Die Kreuzberger Otto-Suhr-Siedlung ist eine jener schmucklosen Sozialbausiedlungen, in die lange Zeit kaum jemand ziehen wollte. Doch in einem der laut Berlins Sozialstrukturatlas ärmsten Kieze stehen die Zeichen mittlerweile auf Verdrängung und Aufwertung. Was für viele Bewohner seit Jahrzehnten ihr Zuhause ist, dient ihrem Vermieter als „reine Geldmaschine“, wie einige Mieter sagen.
„Ich bin nicht gewillt, 50 oder 60 Prozent meiner Rente für die Miete aufzubringen“, sagt Michael Klage. Seit 47 Jahren wohnt er in der Stallschreiberstraße – und gehört damit nicht einmal zu den am längsten dort wohnenden Mietern. Über ihm lebt eine 80-Jährige, die hier seit 59 Jahren zu Hause ist. „Natürlich schauen wir nach ihr, und mein Mann hilft ihr, wenn mal etwas zu reparieren ist“, sagt Ingrid Klage. Es ist auch dieser soziale Zusammenhalt, der auf dem Spiel steht. Denn die Deutsche Wohnen, der ein Großteil der Siedlung gehört, will die Mieten durch eine umstrittene energetische Sanierung erhöhen. Bei den Häusern mit Laubengängen soll es um bis zu 40 Prozent teurer werden. 478 Euro warm kostet die 65 Quadratmeter große Wohnung der Klages derzeit. Nach der energetischen Sanierung sollen es 612 Euro sein.
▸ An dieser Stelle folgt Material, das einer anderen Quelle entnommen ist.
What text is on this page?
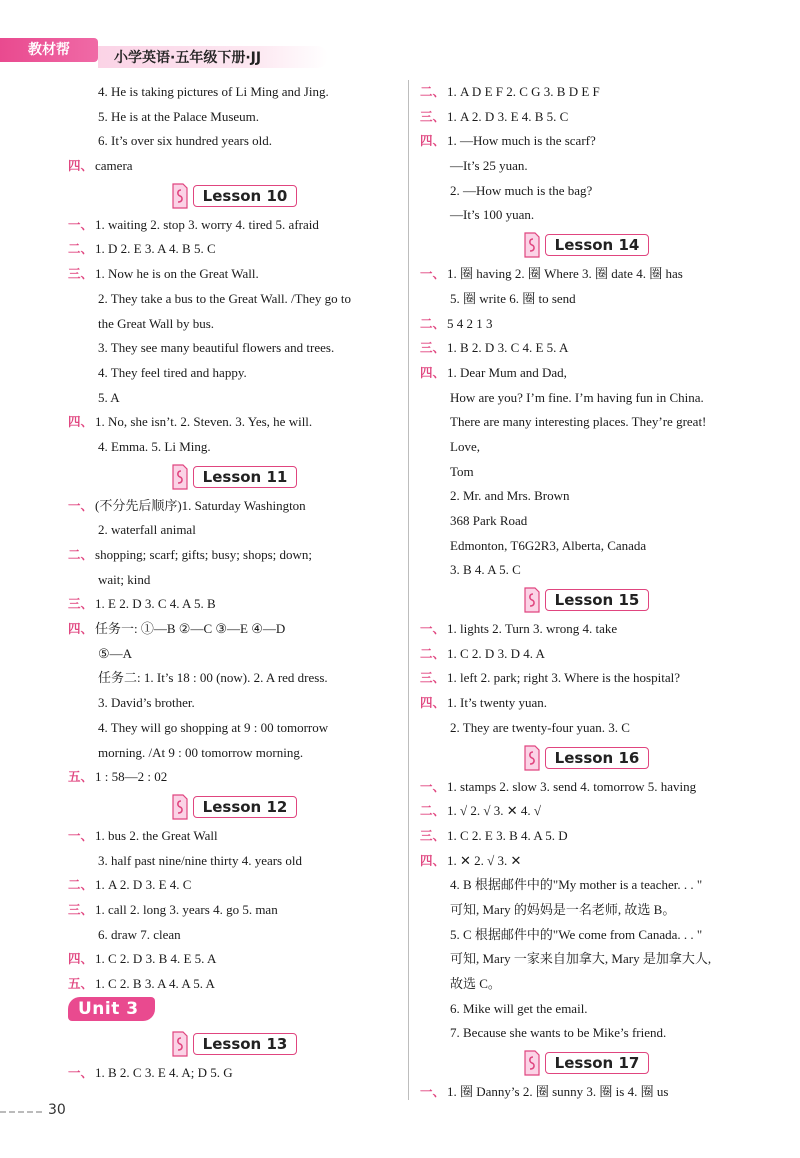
教材帮	小学英语·五年级下册·JJ
4. He is taking pictures of Li Ming and Jing.
5. He is at the Palace Museum.
6. It’s over six hundred years old.
四、 camera
Lesson 10
一、 1. waiting 2. stop 3. worry 4. tired 5. afraid
二、 1. D 2. E 3. A 4. B 5. C
三、 1. Now he is on the Great Wall.
2. They take a bus to the Great Wall. /They go to
the Great Wall by bus.
3. They see many beautiful flowers and trees.
4. They feel tired and happy.
5. A
四、 1. No, she isn’t. 2. Steven. 3. Yes, he will.
4. Emma. 5. Li Ming.
Lesson 11
一、 (不分先后顺序)1. Saturday Washington
2. waterfall animal
二、 shopping; scarf; gifts; busy; shops; down;
wait; kind
三、 1. E 2. D 3. C 4. A 5. B
四、 任务一: ①—B ②—C ③—E ④—D
⑤—A
任务二: 1. It’s 18 : 00 (now). 2. A red dress.
3. David’s brother.
4. They will go shopping at 9 : 00 tomorrow
morning. /At 9 : 00 tomorrow morning.
五、 1 : 58—2 : 02
Lesson 12
一、 1. bus 2. the Great Wall
3. half past nine/nine thirty 4. years old
二、 1. A 2. D 3. E 4. C
三、 1. call 2. long 3. years 4. go 5. man
6. draw 7. clean
四、 1. C 2. D 3. B 4. E 5. A
五、 1. C 2. B 3. A 4. A 5. A
Unit 3
Lesson 13
一、 1. B 2. C 3. E 4. A; D 5. G
二、 1. A D E F 2. C G 3. B D E F
三、 1. A 2. D 3. E 4. B 5. C
四、 1. —How much is the scarf?
—It’s 25 yuan.
2. —How much is the bag?
—It’s 100 yuan.
Lesson 14
一、 1. 圈 having 2. 圈 Where 3. 圈 date 4. 圈 has
5. 圈 write 6. 圈 to send
二、 5 4 2 1 3
三、 1. B 2. D 3. C 4. E 5. A
四、 1. Dear Mum and Dad,
How are you? I’m fine. I’m having fun in China.
There are many interesting places. They’re great!
Love,
Tom
2. Mr. and Mrs. Brown
368 Park Road
Edmonton, T6G2R3, Alberta, Canada
3. B 4. A 5. C
Lesson 15
一、 1. lights 2. Turn 3. wrong 4. take
二、 1. C 2. D 3. D 4. A
三、 1. left 2. park; right 3. Where is the hospital?
四、 1. It’s twenty yuan.
2. They are twenty-four yuan. 3. C
Lesson 16
一、 1. stamps 2. slow 3. send 4. tomorrow 5. having
二、 1. √ 2. √ 3. ✕ 4. √
三、 1. C 2. E 3. B 4. A 5. D
四、 1. ✕ 2. √ 3. ✕
4. B 根据邮件中的"My mother is a teacher. . . "
可知, Mary 的妈妈是一名老师, 故选 B。
5. C 根据邮件中的"We come from Canada. . . "
可知, Mary 一家来自加拿大, Mary 是加拿大人,
故选 C。
6. Mike will get the email.
7. Because she wants to be Mike’s friend.
Lesson 17
一、 1. 圈 Danny’s 2. 圈 sunny 3. 圈 is 4. 圈 us
30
Es gibt krassere Modernisierungsfälle. Doch wohnen in dem ehemaligen Sozialen Wohnungsbau fast ausschließlich „kleine Leute“, denen solche Mieterhöhungen richtig weh tun. Es sind Alleinerziehende, Migranten, Studenten und vor allem Rentner, die in ihrem Erwerbsleben nur ein geringes Einkommen hatten und nun eine entsprechend kleine Rente beziehen.
Etliche Mieter sind bereits ausgezogen. Und die Verbliebenen kritisieren auch die Modernisierungsmaßnahmen an sich. „Ich sehe überhaupt keinen Nutzen“, ärgert sich Michael Klage, der früher als Hausmeister gearbeitet hat. Seine Doppelkastenfenster sind top in Ordnung, regelmäßig hat er sie gestrichen, auch von außen. Selbst Fenster, die erst zwei Jahre alt sind, sollen herausgerissen werden. Neben dem Einbau neuer Fenster ist die Dämmung von Keller- und oberster Geschossdecke geplant. 45 Euro Heizkosten zahlt das Ehepaar Klage derzeit. „Selbst wenn wir in Zukunft überhaupt keine Heizkosten mehr zahlen müssten, wird die Modernisierungsumlage höher sein.“
Bezirksamt unterstützt die Mieter
Das sehen auch viele seiner Nachbarn so. Mittlerweile haben sich die Mieter zu einem Bündnis zusammengeschlossen. „Das Bezirksamt steht hinter uns“, erklärt Michael Klage. Für den zweiten Bauabschnitt, zu der auch die Wohnung der Klages gehört, wurde die geplante Wärmedämmung vorläufig nicht genehmigt. Möglich wurde das, weil das Bezirksamt im September 2016 einen Aufstellungsbeschluss für ein Milieuschutzgebiet gefasst hat. Der Eigentümer, so der Friedrichshain-Kreuzberger Baustadtrat Florian Schmidt (Bündnis 90/Die Grünen), konnte die Erforderlichkeit der Fassadendämmung nicht nachweisen. Somit dürfte sich die angekündigte Mieterhöhung halbieren. Für den ersten Bauabschnitt kommt das zu spät, hier wurde die Fassade bereits gedämmt.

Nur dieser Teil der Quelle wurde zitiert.